Climatiq Closes $11.6M Series A to Fix Scope 3 with AI Carbon Data

Climatiq, a Berlin-based climate-tech startup, has just raised $11.6 million in fresh Series A funding to tackle one of sustainability’s biggest headaches: Scope 3 emissions. Backed by leading European VCs, Climatiq is betting that its AI-powered carbon data platform can finally bring precision and transparency to the murky world of indirect emissions.

Key Takeaways

  • Climatiq secured $11.6 million in a Series A led by Alstin Capital.
  • Its AI matches messy procurement data to 190,000+ verified emissions factors.
  • The platform focuses on Scope 3 emissions—often 80–90% of a company’s carbon footprint.
  • Funding will expand its engineering team and strengthen its emissions database.
  • Major clients like Siemens and Celonis already use Climatiq’s plug‑and‑play API.

Climatiq announced this week that it closed an $11.6 million Series A funding round, led by Alstin Capital, with participation from Singular and Cherry Ventures. Despite a global slowdown in climate-tech VC funding, Climatiq successfully convinced investors that its solution could unlock real progress for companies struggling to measure and reduce hidden emissions.

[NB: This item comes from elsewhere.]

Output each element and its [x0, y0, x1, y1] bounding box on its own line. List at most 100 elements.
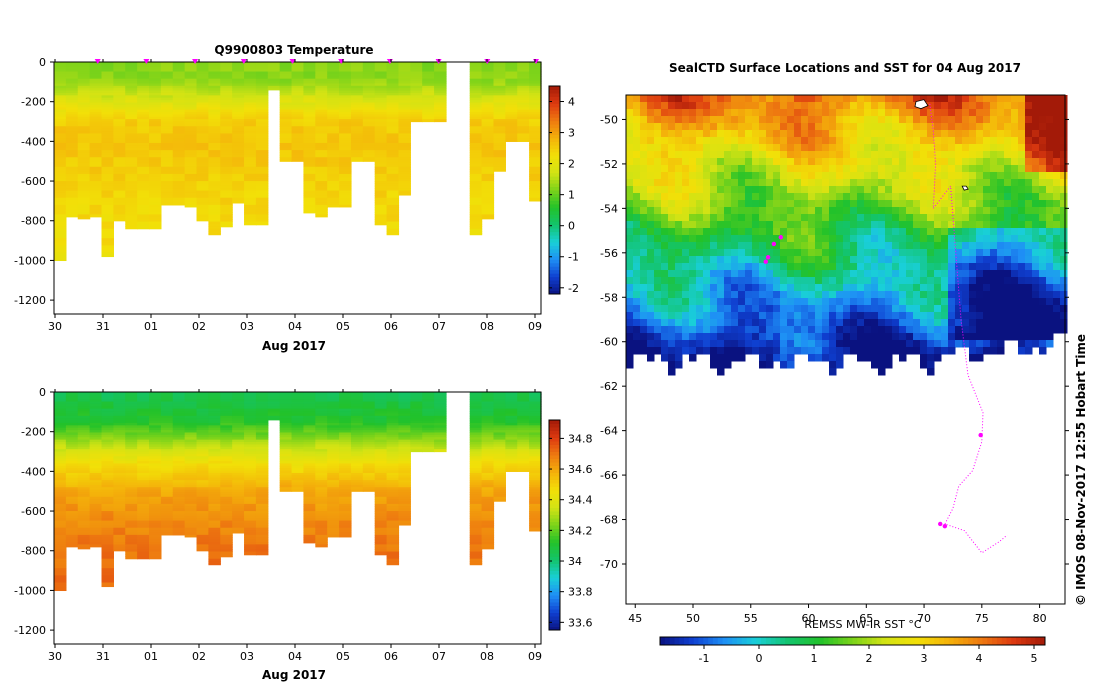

Founded in Berlin, Climatiq aims to make carbon accounting as seamless as possible by embedding automated emissions data directly into everyday business processes.

The Scope 3 Problem

When companies think about their carbon footprint, Scope 1 and Scope 2 emissions—those from owned operations and purchased energy—are relatively easy to measure. The real challenge is Scope 3: all indirect emissions from suppliers, logistics, employee travel, purchased goods and services, and waste.

For many large companies, Scope 3 can make up more than 90% of their total emissions. Yet, reporting is mostly guesswork—based on rough averages and industry factors that rarely reflect real activities. This makes credible sustainability reporting difficult and compliance with regulations like the EU’s CSRD increasingly risky.

How Climatiq’s AI Makes It Simple

Climatiq’s main selling point is its AI-powered data engine that can process huge volumes of messy business data—like invoices, bills of materials, and procurement reports—and automatically match them to the right emissions factors.

Key Features:

  • 190,000+ verified emissions factors covering 300+ regions.
  • Scientific vetting based on the GHG Protocol, ISO standards, and leading climate research.
  • Autopilot AI that reads unstructured text and links it to accurate carbon values.
  • Transparent audit trail so companies can see exactly how every CO₂ number was calculated.

This means a procurement manager or CFO can plug Climatiq’s API into their ERP system and get real, traceable carbon data—without months of manual research.

Who’s Using It Already?

Early adopters include enterprise clients like Siemens and Celonis, who integrate Climatiq’s API into their own sustainability workflows. The tool works on a pay-per-request basis, so companies only pay for what they use. This makes Climatiq scalable for both SMEs and large multinationals.

Why This Matters Now

Regulatory pressure is rising. New rules like the EU’s Corporate Sustainability Reporting Directive (CSRD) mean thousands of companies will soon need to disclose full Scope 3 data—or face penalties.

Investors care. Accurate emissions reporting can make or break ESG scores, which affect how much capital flows into a business.

Data builds trust. Consumers and partners are pushing for proof, not promises. AI-enabled carbon accounting brings credibility.

Expert Voice

A recent Systemiq report found that AI could help cut up to 5.4 billion tonnes of CO₂e by 2030 if used to optimize supply chains, logistics, and energy systems. But without trustworthy data, those AI tools are blind. Climatiq aims to be that data backbone.

At the same time, AI’s own carbon footprint is a growing concern. Training big models and running massive data centers generates CO₂ too—around 1% of global emissions by some estimates. The hope is that tools like Climatiq deliver net savings by enabling smarter cuts elsewhere.

Conclusion

As carbon reporting shifts from voluntary to mandatory, solutions like Climatiq’s promise to ease the compliance burden and make climate action credible. By turning dusty invoices into actionable climate data, they could give companies the real numbers they need to cut emissions—and prove it to regulators, investors, and the public.